Greg Sestero (Dave Franco) è un aspirante attore incapace di lasciarsi andare, che rimane affascinato, durante una lezione, dal coraggio e dalla carica emotiva di un curioso personaggio di nome Tommy Wiseau (James Franco). I due diventano, così, grandi amici e decidono di partire in cerca di fortuna a Los Angeles, dove, però, non fanno che accumulare delusioni. All’ambizioso Tommy viene allora in mente un’idea “geniale”: realizzare un film scritto, diretto, interpretato e prodotto da lui stesso. Verrà fuori The Room, passato alla storia come il film più brutto della storia del cinema, ma diventato ben presto un autentico cult.
The Disaster Artist, tratto dal memoir di Greg Sestero del 2013, è il racconto di come è nato e di come è stato realizzato e accolto The Room, il film più brutto della storia del cinema, eppure fra i più visti di sempre sia in sala che sul web.
Se ci verrebbe subito da pensare a Ed Wood di Tim Burton, ci si accorge subito di trovarsi di fronte a un prodotto ben diverso. Perché se il film di Burton è romantico e grottesco ed esalta il coraggio testardo di una creatività spudorata, The Disaster Artist racconta di un uomo che si butta a capofitto nella settima arte, pur conoscendola a malapena.
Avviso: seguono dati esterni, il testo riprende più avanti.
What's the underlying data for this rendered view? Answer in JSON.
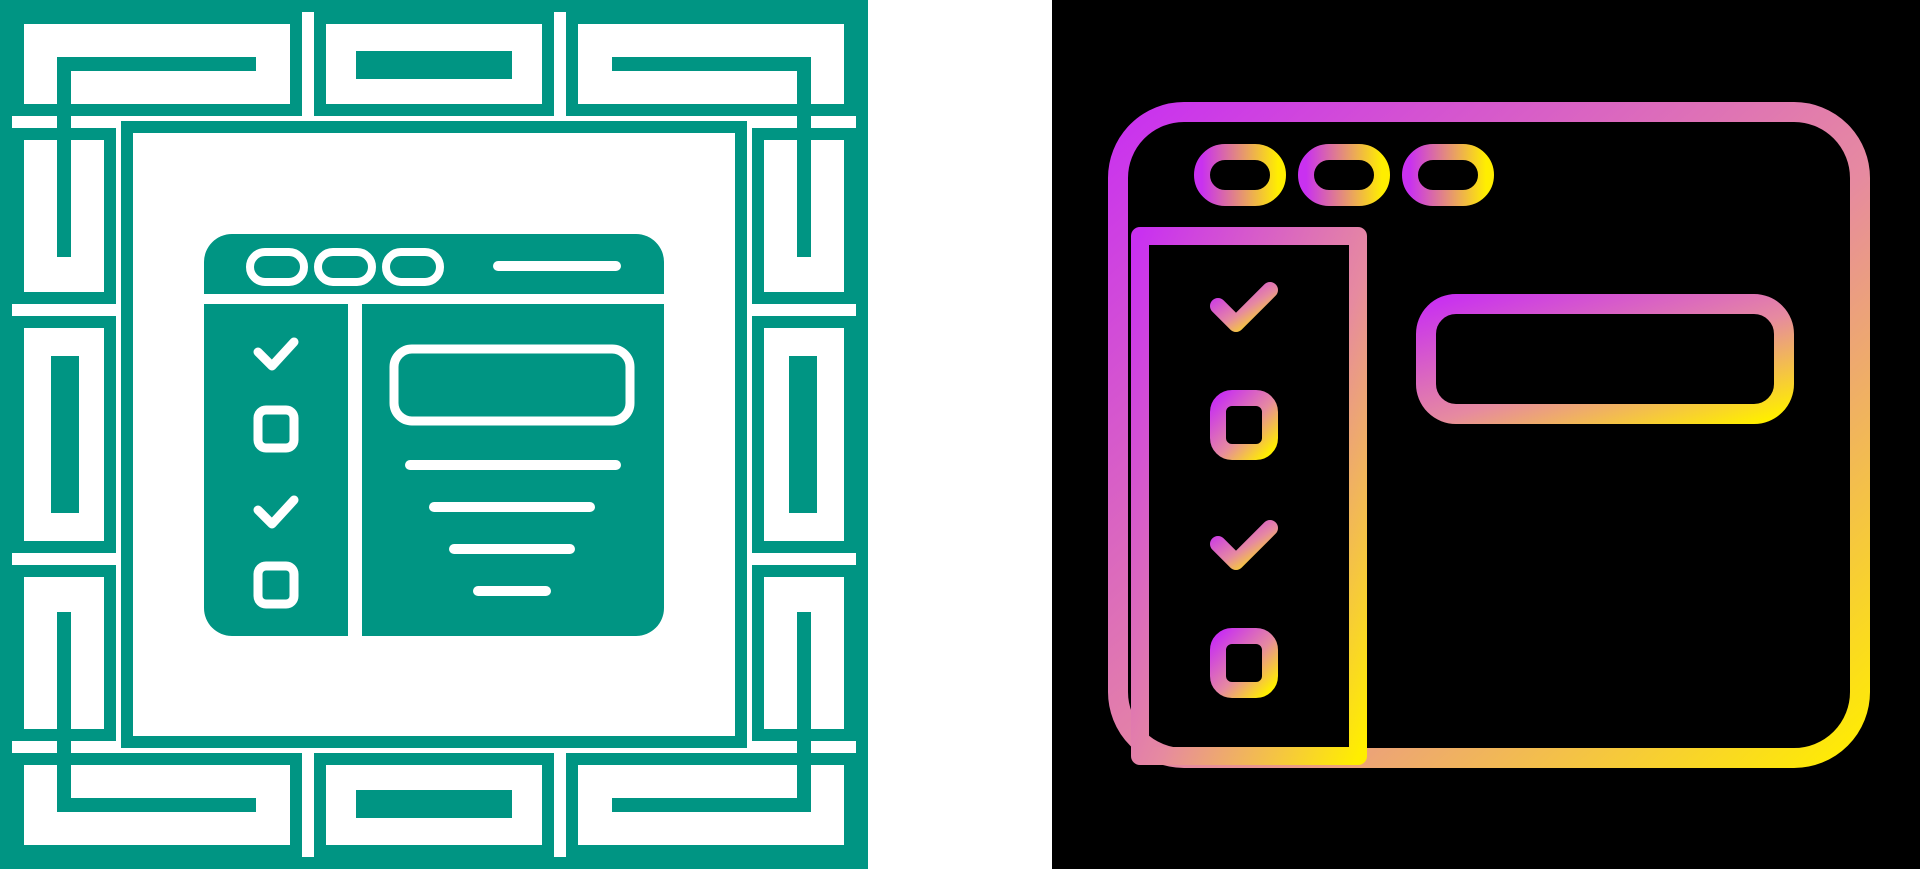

James Franco non realizza, però, una semplice farsa, nonostante il suo film risulti davvero esilarante, ma, a suo modo, anche un atto d’amore a Tommy Wiseau e a un cult che deve aver visto almeno un milione di volte. Lo dimostra la sorprendente e maniacale ricostruzione di alcune sequenze di The Room, che è possibile ammirare negli imperdibili titoli di coda.
Franco decide anche di interpretare il suo protagonista, calandosi nei suoi panni attraverso una mimesi straordinaria (meritato il Golden Globe come migliore attore), a cui contribuisce non solo il potere del make-up, ma anche l’impossessamento di vezzi, modi, accento e risata. Porta, così, sullo schermo il narcisismo debordante, l’ego smisurato, il carattere imprevedibile e le crisi di autostima di un personaggio che non può che conquistare immediatamente lo spettatore.
Ma, come dicevamo, The Disaster Artist non si limita a far ridere, aprendosi anche a riflessioni amarissime sul mondo del cinema, sul labile confine tra fallimento e successo e sul potere ammaliante, e oggi più che mai attuale, del trash.
Il film racconta, così, il contrasto tra aspirazione e risultato, tra desiderio e realtà, tra ambizione e capacità, tra arte e spazzatura, tra denaro e talento. Ma anche una bella storia d’amicizia e di complicità maschile: Greg e Tommy sono, infatti, due emarginati che trovano uno nell’altro la forza di non abbandonare i loro sogni e di credere che in fondo possono farcela.
The Disaster Artist, così come The Rooom, si fa sempre più comico man mano che la visione procede, giocando tutto sul contrasto tra le ambizioni visionarie del protagonista e l’impatto con la realtà. Spassosissime, in particolare, sono le parti ambientate sul set, tra gli sguardi increduli della troupe e del cast e le improvvise ambizioni dittatoriali di Wiseau.
Franco lascia da parte i suoi progetti più ambiziosi e i grandi padri della narrativa americana (ricordiamo il precedente In dubious battle), per raccontare una storia più semplice, ma non meno forte ed urgente. Non a caso, non sono pochi gli elementi che legano la sua esperienza di cineasta nella potente Hollywood capitalistica a quella di Wiseau: anche lui, infatti, come il suo coraggioso protagonista, ha sposato una assoluta e programmatica indipendenza autoriale.
Per questo film, Franco ha scelto, inoltre, di fare le cose “in famiglia”, chiamando accanto a sé il fratello Dave, la cognata Alison Brie, l’amico Seth Rogen, e servendosi di gustosi camei di colleghi, come Sharon Stone, Bryan Cranston, Zac Efron e Megan Mullally.